WordPiece is a Subword tokenization algorithm developed by Google and heavily used in models like BERT. It improves upon Byte Pair Encoding (BPE) by using a probabilistic approach to determine subword units, optimizing for better handling of morphologically rich or low-resource languages.

Probabilistic merging accounts for more context than simple frequency-based approaches like BPE.
Handles unseen or rare words more gracefully with subword units.
Reduces vocabulary size while maintaining representation flexibility.
Slightly more complex and computationally intensive compared to BPE.
Training requires optimizing vocabulary for maximum likelihood, which can be time-consuming.
WordPiece tokenization, used in models like BERT and ALBERT, is highly effective for a variety of NLP tasks.

Workflow

Initialization: Start with a vocabulary of individual characters (e.g., a, b, c, ...) and a special token like [UNK] for unknown words.
Corpus processing: Split text into sequences based on the initial vocabulary.
Scoring and merging: Merge subword units iteratively based on their statistical likelihood in the training corpus.

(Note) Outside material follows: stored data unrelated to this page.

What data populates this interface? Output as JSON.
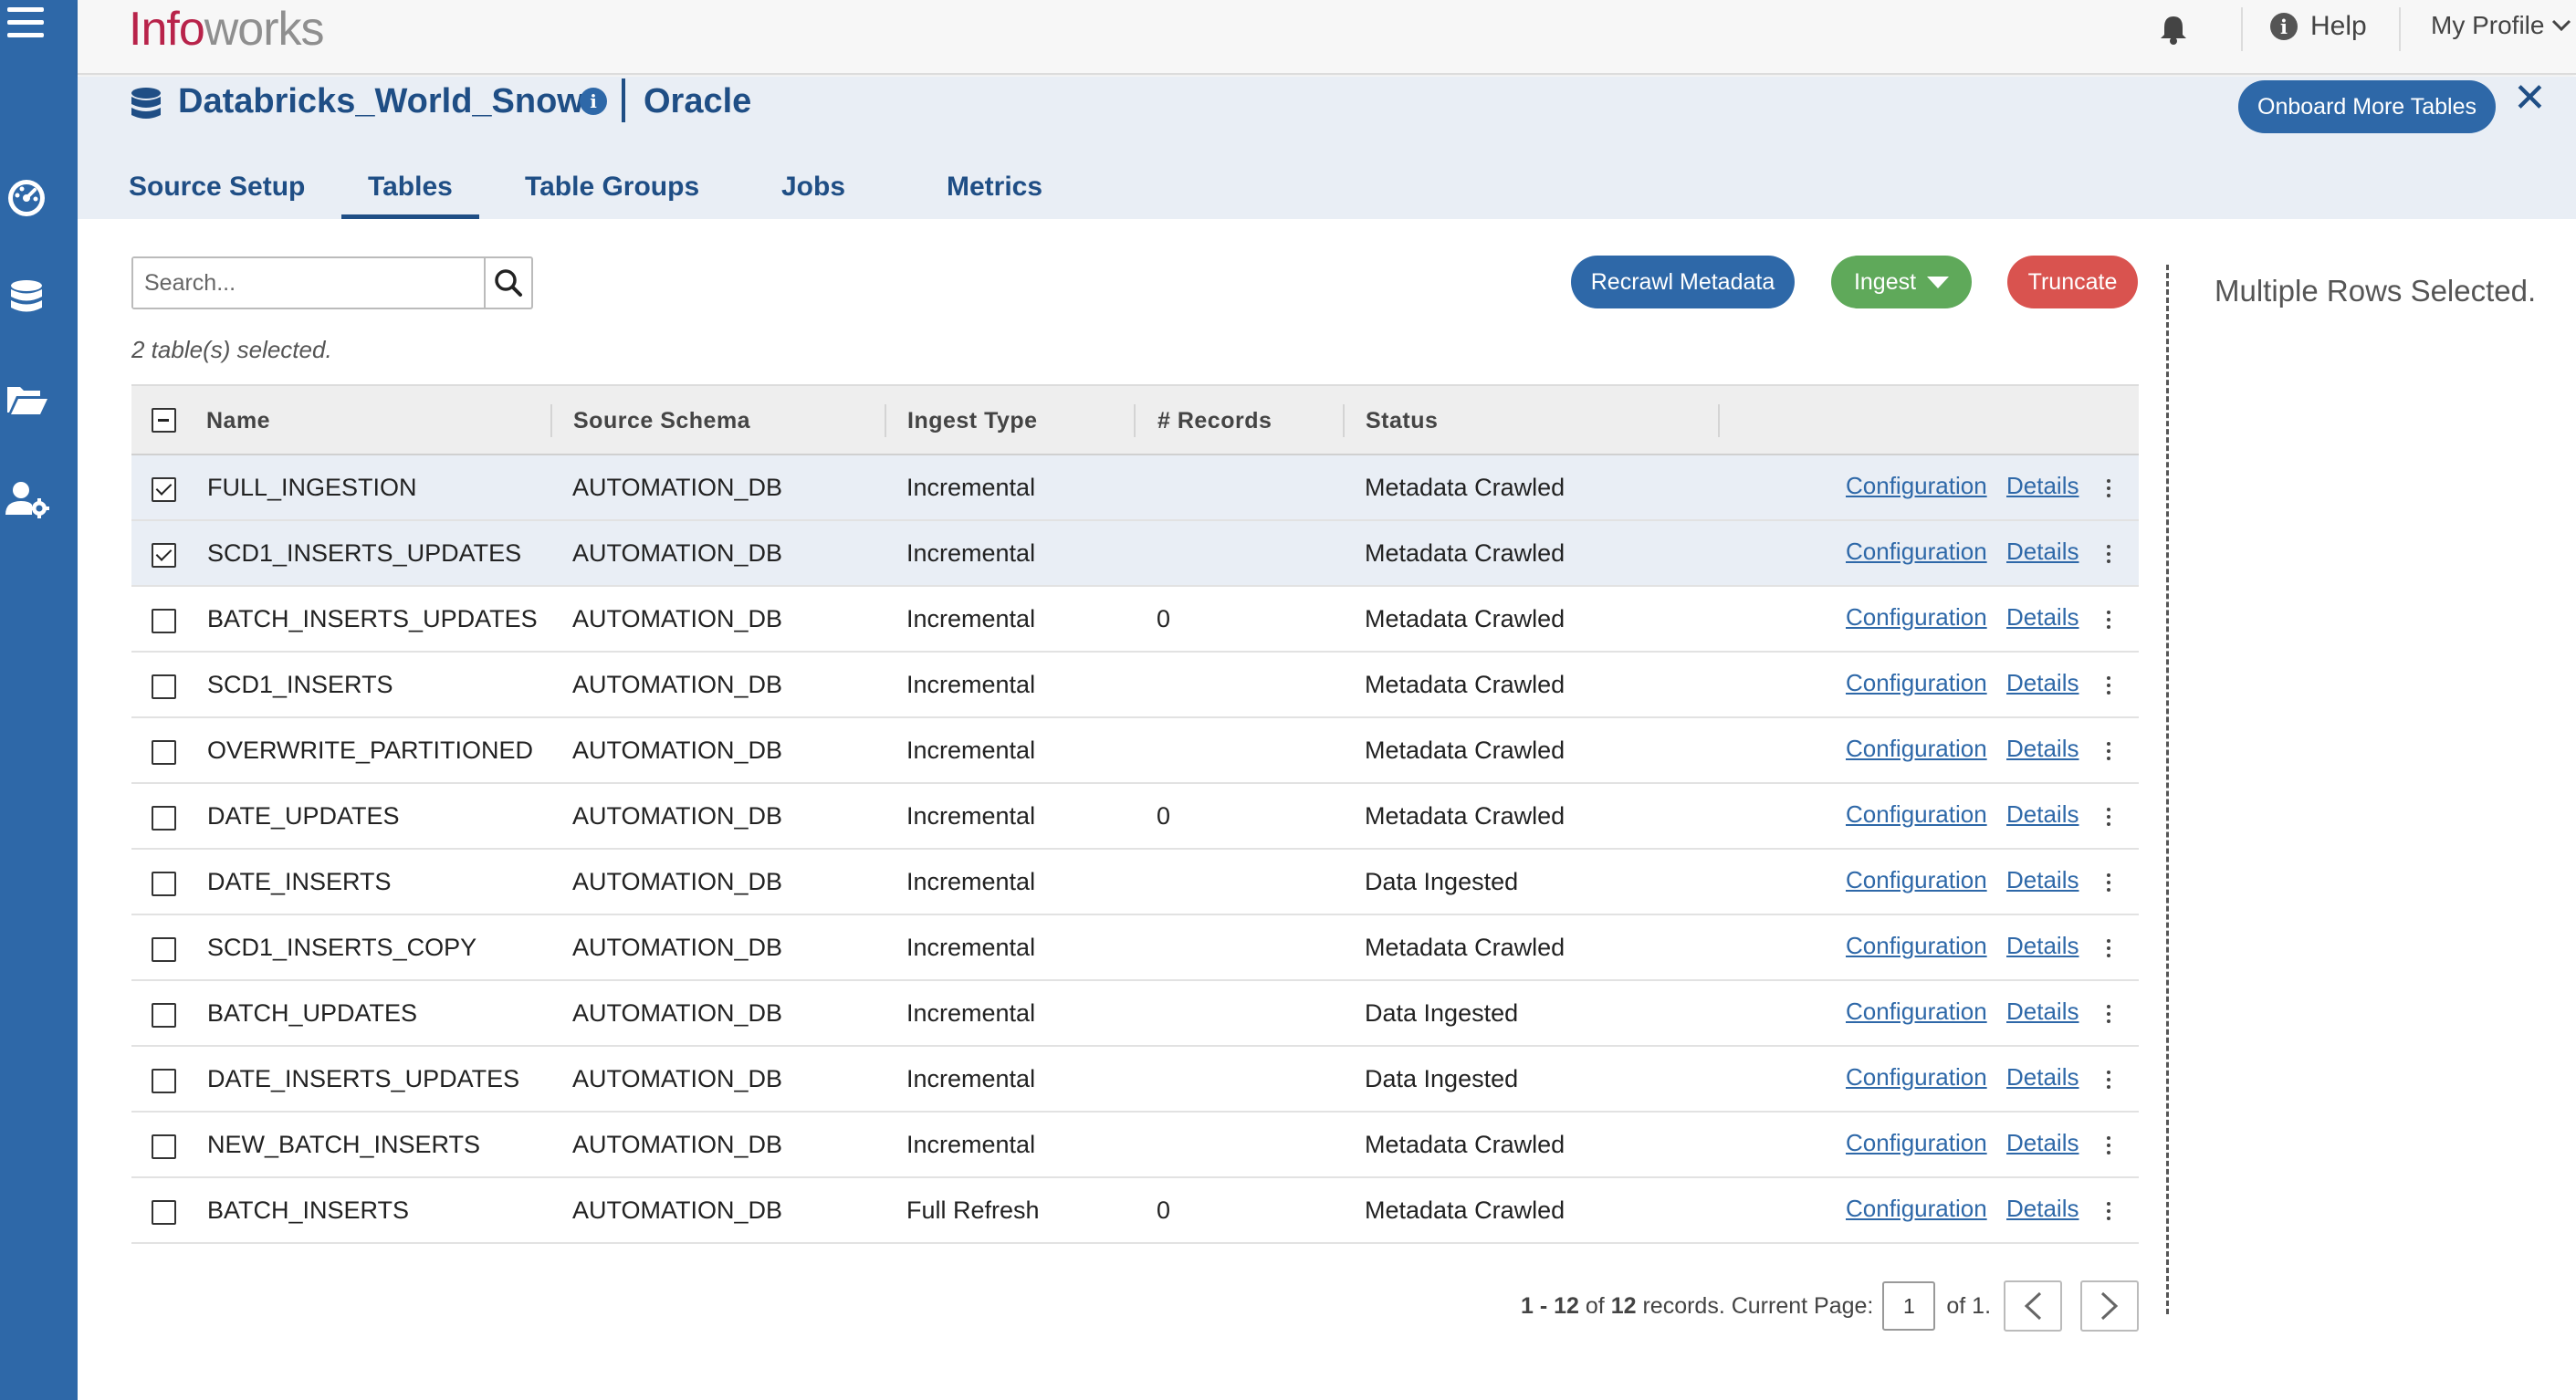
{
  "app": {
    "logo_part1": "Info",
    "logo_part2": "works"
  },
  "header": {
    "help_label": "Help",
    "profile_label": "My Profile"
  },
  "source": {
    "name": "Databricks_World_Snow",
    "type": "Oracle",
    "onboard_label": "Onboard More Tables",
    "close_label": "✕"
  },
  "tabs": [
    {
      "label": "Source Setup",
      "active": false
    },
    {
      "label": "Tables",
      "active": true
    },
    {
      "label": "Table Groups",
      "active": false
    },
    {
      "label": "Jobs",
      "active": false
    },
    {
      "label": "Metrics",
      "active": false
    }
  ],
  "toolbar": {
    "search_placeholder": "Search...",
    "selected_note": "2 table(s) selected.",
    "recrawl_label": "Recrawl Metadata",
    "ingest_label": "Ingest",
    "truncate_label": "Truncate"
  },
  "table": {
    "columns": [
      "Name",
      "Source Schema",
      "Ingest Type",
      "# Records",
      "Status"
    ],
    "config_label": "Configuration",
    "details_label": "Details",
    "rows": [
      {
        "name": "FULL_INGESTION",
        "schema": "AUTOMATION_DB",
        "ingest_type": "Incremental",
        "records": "",
        "status": "Metadata Crawled",
        "checked": true
      },
      {
        "name": "SCD1_INSERTS_UPDATES",
        "schema": "AUTOMATION_DB",
        "ingest_type": "Incremental",
        "records": "",
        "status": "Metadata Crawled",
        "checked": true
      },
      {
        "name": "BATCH_INSERTS_UPDATES",
        "schema": "AUTOMATION_DB",
        "ingest_type": "Incremental",
        "records": "0",
        "status": "Metadata Crawled",
        "checked": false
      },
      {
        "name": "SCD1_INSERTS",
        "schema": "AUTOMATION_DB",
        "ingest_type": "Incremental",
        "records": "",
        "status": "Metadata Crawled",
        "checked": false
      },
      {
        "name": "OVERWRITE_PARTITIONED",
        "schema": "AUTOMATION_DB",
        "ingest_type": "Incremental",
        "records": "",
        "status": "Metadata Crawled",
        "checked": false
      },
      {
        "name": "DATE_UPDATES",
        "schema": "AUTOMATION_DB",
        "ingest_type": "Incremental",
        "records": "0",
        "status": "Metadata Crawled",
        "checked": false
      },
      {
        "name": "DATE_INSERTS",
        "schema": "AUTOMATION_DB",
        "ingest_type": "Incremental",
        "records": "",
        "status": "Data Ingested",
        "checked": false
      },
      {
        "name": "SCD1_INSERTS_COPY",
        "schema": "AUTOMATION_DB",
        "ingest_type": "Incremental",
        "records": "",
        "status": "Metadata Crawled",
        "checked": false
      },
      {
        "name": "BATCH_UPDATES",
        "schema": "AUTOMATION_DB",
        "ingest_type": "Incremental",
        "records": "",
        "status": "Data Ingested",
        "checked": false
      },
      {
        "name": "DATE_INSERTS_UPDATES",
        "schema": "AUTOMATION_DB",
        "ingest_type": "Incremental",
        "records": "",
        "status": "Data Ingested",
        "checked": false
      },
      {
        "name": "NEW_BATCH_INSERTS",
        "schema": "AUTOMATION_DB",
        "ingest_type": "Incremental",
        "records": "",
        "status": "Metadata Crawled",
        "checked": false
      },
      {
        "name": "BATCH_INSERTS",
        "schema": "AUTOMATION_DB",
        "ingest_type": "Full Refresh",
        "records": "0",
        "status": "Metadata Crawled",
        "checked": false
      }
    ]
  },
  "pagination": {
    "range": "1 - 12",
    "of_word": "of",
    "total": "12",
    "records_text": "records. Current Page:",
    "current_page": "1",
    "page_suffix": "of 1."
  },
  "side_panel": {
    "message": "Multiple Rows Selected."
  },
  "icons": {
    "menu": "hamburger-icon",
    "dashboard": "dashboard-gauge-icon",
    "sources": "database-icon",
    "files": "folder-open-icon",
    "admin": "user-gear-icon",
    "bell": "bell-icon",
    "help": "info-icon",
    "search": "search-icon"
  },
  "colors": {
    "sidebar": "#2e68a8",
    "primary": "#2e68a8",
    "title": "#1f4e85",
    "ingest": "#5fa95a",
    "truncate": "#d9534f",
    "logo_red": "#b8234a"
  }
}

WordPiece maximizes the likelihood of the training data, given the subword vocabulary.
Vocabulary capping: Stop the process once the vocabulary size reaches a predefined limit.
Encoding: Tokenize new text into subwords present in the vocabulary. If a word cannot be directly matched, it is split into the longest subwords that exist in the vocabulary (longest match first principle).

Example

Given the word playing:

Start with the characters: p, l, a, y, i, n, g.
Merge frequently occurring character pairs:
- Merge pl to pla
- Merge pla + y = play
- Merge play + ing = playing
If playing is not in the vocabulary:
- Encode as play + ##ing. (Here, ## denotes a continuation subword that cannot start a word.)